America’s drug addiction epidemic is a real emergency. Let’s treat it like one.
Editor’s note: Don Mathis is a certified peer recovery specialist and certified community health worker at Voices of Hope Maryland. He is a former CHN board member.
In the ongoing, often testy, talks between Congress and the Biden Administration about fiscal year 2024 funding levels and programs, several words emphasize immediate and urgent priorities. President Biden’s national security funding proposal (aid for Ukraine, Israel, U.S. border) and his domestic priorities funding proposal focus on “emergency funding requests, critical needs, and urgent and strategic investments.”

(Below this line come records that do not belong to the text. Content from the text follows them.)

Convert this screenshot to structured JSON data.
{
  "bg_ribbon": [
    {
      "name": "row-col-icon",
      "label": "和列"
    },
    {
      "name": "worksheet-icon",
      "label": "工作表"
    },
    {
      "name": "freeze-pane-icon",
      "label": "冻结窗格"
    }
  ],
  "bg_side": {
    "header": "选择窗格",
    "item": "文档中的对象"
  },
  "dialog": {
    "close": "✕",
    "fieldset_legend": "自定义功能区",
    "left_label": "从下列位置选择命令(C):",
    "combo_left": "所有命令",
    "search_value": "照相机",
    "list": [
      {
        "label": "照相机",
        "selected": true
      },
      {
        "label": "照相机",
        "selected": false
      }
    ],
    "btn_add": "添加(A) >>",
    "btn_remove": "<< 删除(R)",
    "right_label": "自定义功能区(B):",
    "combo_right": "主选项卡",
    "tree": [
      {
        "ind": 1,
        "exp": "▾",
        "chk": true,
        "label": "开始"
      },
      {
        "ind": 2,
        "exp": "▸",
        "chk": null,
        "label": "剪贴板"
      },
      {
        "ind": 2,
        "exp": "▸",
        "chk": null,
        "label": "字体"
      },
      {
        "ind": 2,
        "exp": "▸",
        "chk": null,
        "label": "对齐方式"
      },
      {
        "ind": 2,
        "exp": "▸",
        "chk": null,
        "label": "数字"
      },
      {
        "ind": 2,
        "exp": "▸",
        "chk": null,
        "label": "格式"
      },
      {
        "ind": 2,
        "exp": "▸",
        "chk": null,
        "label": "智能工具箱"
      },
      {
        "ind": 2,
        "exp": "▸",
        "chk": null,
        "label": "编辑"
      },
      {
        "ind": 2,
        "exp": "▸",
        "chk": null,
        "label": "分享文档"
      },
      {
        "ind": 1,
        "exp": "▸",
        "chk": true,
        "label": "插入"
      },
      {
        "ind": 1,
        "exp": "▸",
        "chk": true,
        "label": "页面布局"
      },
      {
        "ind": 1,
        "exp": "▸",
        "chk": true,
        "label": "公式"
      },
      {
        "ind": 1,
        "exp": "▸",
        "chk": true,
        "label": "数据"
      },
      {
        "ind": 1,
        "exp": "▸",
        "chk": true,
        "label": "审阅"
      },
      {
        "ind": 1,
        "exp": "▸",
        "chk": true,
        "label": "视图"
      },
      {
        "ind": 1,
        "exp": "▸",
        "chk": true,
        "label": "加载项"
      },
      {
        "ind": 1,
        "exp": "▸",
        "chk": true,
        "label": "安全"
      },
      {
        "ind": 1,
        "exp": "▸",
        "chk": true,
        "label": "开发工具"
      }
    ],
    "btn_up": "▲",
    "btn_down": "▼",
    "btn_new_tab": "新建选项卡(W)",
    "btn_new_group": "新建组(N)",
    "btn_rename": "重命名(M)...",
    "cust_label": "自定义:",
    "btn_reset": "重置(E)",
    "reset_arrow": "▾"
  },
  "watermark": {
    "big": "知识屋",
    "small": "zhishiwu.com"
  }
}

Some congressional critics, ultra-conservative think tanks, and certain media vehemently dispute the need for domestic funds and services. Not real emergencies, they say. For those of us committed to social justice and providing essential human services that these funds support, it’s disheartening to hear the bogus, self-righteous arguments made in opposition to our advocacy efforts.
This dispute raises serious questions. What is a genuine national emergency? When the Biden Administration and Congress insist on emergency funding, are they merely exaggerating or are they deliberately promoting bogus funding priorities? Are these real or phony emergencies?
Let’s examine one. President Biden’s domestic supplemental emergency request includes $1.55 billion for “Countering Fentanyl,” funds for State Opioid Response grants to provide drug treatment, harm reduction, and recovery support services. Is America’s drug addiction (substance use disorder) epidemic really an emergency?
The data show it is. The American Medical Association calls it “a national epidemic.” In 2022, 110,000 people in America died from a drug overdose and for every fatal overdose, there are many non-fatal overdoses. 93% of people with substance use disorder (SUD) did not get treatment. The recent, widespread, easy availability of more lethal drugs such as fentanyl, xylazine (an animal tranquilizer), high-potency methamphetamine, and nitazenes (a variety of opioids stronger than fentanyl) is responsible for more than 300 deaths per day, struggling families, increased homelessness, more children in foster care, and negative impacts on the education, workforce, health care, and human services systems.
Behind the statistics and the nightmarish drug scene are real people. Here are two:
Charlene’s Story. At age 14, Charlene started drinking vodka and smoking weed, soon moving on to illicit pills, heroin, then fentanyl. By age 32, she was an avid IV drug user, supporting her habit by prostitution, theft, and drug-dealing. She attempted inpatient treatment three times but wasn’t able to stay sober. She lost custody of her first two children and her third child, born prematurely, died while Charlene was in jail. She knew then she had to leave her old behaviors behind or else she would overdose on fentanyl.
With support from federally-funded and state-administered drug treatment services, Charlene completed her Intensive Outpatient Program and then her Outpatient Program (thanks to Medicaid). She became an active participant in a nonprofit recovery community organization (RCO) where she now lives in the organization’s recovery house with other women in recovery. \ The RCO enrolled her in its methadone program and also participates in a state-funded peer support program. She attends 12-Step Recovery Fellowship meetings and is building relationships with her two children. Through a U.S. Department of Labor-funded American Job Center with a program to help people in SUD recovery enter the workforce, Charlene has a full-time, private sector job. The lesson here: federal programs save lives; rebuild families. However…
Duffy’s Story. Duffy lived with his mother in a small trailer in a rural area. Mom had alcohol use disorder and they struggled financially. He was considered by his teachers and school counselor as a likeable kid, but he dropped out of high school to work. He had few skills and started smoking weed with friends. His SUD progressed to injecting heroin and fentanyl. At age 25, he entered and completed a 28-day drug treatment program, but he didn’t have a place to live. The stigma around his SUD kept him from going back to his mother’s trailer and her stigma against asking for help for Duffy and her was a consistent barrier. A nonprofit recovery community organization (RCO) that gets no federal funds gave him a full scholarship to a sober living house with other men in recovery. Duffy never got the food aid (SNAP) he needed nor was there a local workforce program for people in recovery like the one that helped Charlene. He never got medication (methadone, buprenorphine) he needed to treat his opioid addiction. A bookkeeping error at the sober living house resulted in Duffy being kicked out of the house.
Duffy died from a fentanyl overdose at age 28. A week after his death, the bookkeeping error was discovered; he never should have been thrown out of the house. The lesson here: especially in rural areas, there is a lack, often absence of services and programs such as those proposed in President Biden’s emergency supplemental funding request.
Epilogue. There are Charlenes and Duffys in every state, every zip code, from all income and education levels, family structures; racial, ethnic, and gender groups. 13.1 million people in America have a SUD; the fastest growing group is young adults 18-25 (9.7 million people). Looks like an emergency to this writer.
During the next two months, Congress will decide on funding levels for State Opioid Response grants; treatment, harm reduction, and recovery programs. Our nation deserves more Charlenes and fewer Duffys.